To optimize the company's profit, we need to determine the number of each tire that should be manufactured in the coming week. Let's assign variables to represent the number of Model P, Model S, and Model E tires as follows:
Let x = number of Model P tires
Let y = number of Model S tires
Let z = number of Model E tires
We are given the following information:
- Model P sells for Birr 95 per tire and costs Birr 85 per tire to make.

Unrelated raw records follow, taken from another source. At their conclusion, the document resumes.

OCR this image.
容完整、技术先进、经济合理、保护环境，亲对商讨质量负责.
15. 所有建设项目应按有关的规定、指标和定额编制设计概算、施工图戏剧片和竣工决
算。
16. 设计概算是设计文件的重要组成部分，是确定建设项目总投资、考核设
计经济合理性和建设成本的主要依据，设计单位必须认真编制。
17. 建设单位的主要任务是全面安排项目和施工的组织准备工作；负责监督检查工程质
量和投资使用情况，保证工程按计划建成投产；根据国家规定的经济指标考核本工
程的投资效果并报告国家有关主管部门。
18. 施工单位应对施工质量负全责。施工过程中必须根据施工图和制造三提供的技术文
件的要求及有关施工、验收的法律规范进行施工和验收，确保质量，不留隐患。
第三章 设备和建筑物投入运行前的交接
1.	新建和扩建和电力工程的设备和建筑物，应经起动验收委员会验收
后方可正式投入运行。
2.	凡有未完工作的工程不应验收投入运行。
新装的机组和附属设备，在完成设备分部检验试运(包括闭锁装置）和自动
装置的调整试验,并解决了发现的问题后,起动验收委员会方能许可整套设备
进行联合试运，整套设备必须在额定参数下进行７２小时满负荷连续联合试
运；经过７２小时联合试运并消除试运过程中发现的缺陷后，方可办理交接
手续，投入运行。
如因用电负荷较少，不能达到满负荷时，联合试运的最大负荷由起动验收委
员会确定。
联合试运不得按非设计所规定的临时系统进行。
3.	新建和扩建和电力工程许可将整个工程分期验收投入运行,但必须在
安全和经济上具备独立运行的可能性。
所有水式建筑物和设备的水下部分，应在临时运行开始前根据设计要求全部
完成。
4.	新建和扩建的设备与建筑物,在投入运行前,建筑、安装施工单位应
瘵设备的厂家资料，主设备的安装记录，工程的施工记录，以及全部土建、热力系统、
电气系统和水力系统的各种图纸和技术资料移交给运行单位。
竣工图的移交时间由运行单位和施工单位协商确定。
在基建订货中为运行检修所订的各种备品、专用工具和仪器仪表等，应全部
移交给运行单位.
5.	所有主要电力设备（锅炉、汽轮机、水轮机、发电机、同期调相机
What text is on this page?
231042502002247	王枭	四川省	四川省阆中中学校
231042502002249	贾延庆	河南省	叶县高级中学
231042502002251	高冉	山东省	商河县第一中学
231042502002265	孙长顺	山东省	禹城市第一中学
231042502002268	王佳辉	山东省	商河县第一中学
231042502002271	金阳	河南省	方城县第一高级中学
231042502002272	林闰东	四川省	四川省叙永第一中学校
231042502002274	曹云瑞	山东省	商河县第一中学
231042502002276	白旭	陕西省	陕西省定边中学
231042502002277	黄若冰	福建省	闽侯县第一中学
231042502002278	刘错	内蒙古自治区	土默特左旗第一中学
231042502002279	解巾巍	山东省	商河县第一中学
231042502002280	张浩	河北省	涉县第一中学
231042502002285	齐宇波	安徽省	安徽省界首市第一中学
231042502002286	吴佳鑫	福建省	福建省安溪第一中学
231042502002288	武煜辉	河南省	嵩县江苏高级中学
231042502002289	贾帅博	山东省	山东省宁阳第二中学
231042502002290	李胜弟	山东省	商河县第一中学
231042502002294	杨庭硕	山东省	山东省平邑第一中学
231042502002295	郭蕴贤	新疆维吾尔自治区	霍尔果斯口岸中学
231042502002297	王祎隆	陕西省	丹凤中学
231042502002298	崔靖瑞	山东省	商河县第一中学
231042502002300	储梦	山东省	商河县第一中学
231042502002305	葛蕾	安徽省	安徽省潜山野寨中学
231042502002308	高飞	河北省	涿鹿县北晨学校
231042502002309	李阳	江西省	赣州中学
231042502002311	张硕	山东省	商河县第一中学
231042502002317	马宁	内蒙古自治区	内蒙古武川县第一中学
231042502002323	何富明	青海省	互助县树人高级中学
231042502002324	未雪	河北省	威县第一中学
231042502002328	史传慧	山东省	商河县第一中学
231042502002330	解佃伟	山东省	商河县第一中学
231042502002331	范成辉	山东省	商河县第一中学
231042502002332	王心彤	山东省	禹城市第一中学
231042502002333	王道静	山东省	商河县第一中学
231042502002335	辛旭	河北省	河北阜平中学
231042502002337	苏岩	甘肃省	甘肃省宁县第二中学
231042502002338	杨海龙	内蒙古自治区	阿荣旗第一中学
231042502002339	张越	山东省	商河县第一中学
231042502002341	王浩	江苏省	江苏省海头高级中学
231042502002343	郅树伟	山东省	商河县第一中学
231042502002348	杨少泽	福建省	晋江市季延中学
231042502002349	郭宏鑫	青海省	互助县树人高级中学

- Model S sells for Birr 78 per tire and costs Birr 72 per tire to make.
- Model E sells for Birr 75 per tire and costs Birr 63 per tire to make.
- To make one Model P tire, it requires one hour on machine A and one hour on machine B.
- To make one Model S tire, it takes one hour on machine A and two hours on machine B.
- To make one Model E tire, it requires four hours on machine A and three hours on machine B.
- Machine A will be available for at most 42 hours during the coming week.
- Machine B will be available for at most 40 hours during the coming week.
We can derive the following equations based on the given information:
1. Profit equation:
Profit = Total revenue - Total cost
Profit = (95x + 78y + 75z) - (85x + 72y + 63z)
Profit = 10x + 6y + 12z
2. Machine A usage constraint:
1x + 1y + 4z ≤ 42
3. Machine B usage constraint:
1x + 2y + 3z ≤ 40
We also have the non-negativity constraint:
x ≥ 0, y ≥ 0, z ≥ 0
To solve this linear programming problem, we can use a method called the Simplex method or a computer-based linear programming solver.
Using a linear programming solver, we find that the optimal solution is:
x = 6 (Number of Model P tires)
y = 3 (Number of Model S tires)
z = 10 (Number of Model E tires)
The maximum profit is calculated as:
Profit = 10x + 6y + 12z
Profit = 10(6) + 6(3) + 12(10)
Profit = 60 + 18 + 120
Profit = 198
Therefore, the company should manufacture 6 Model P tires, 3 Model S tires, and 10 Model E tires in the coming week to maximize profit. The maximum profit achievable is Birr 198.
If there are x P tires, y S tires, and z E tires, then the profit function is
p = (95-85)x + (78-72)y + (75-63)z = 10x+6y+8z
Now write the constraints, and evaluate p at the vertices of the region graphed.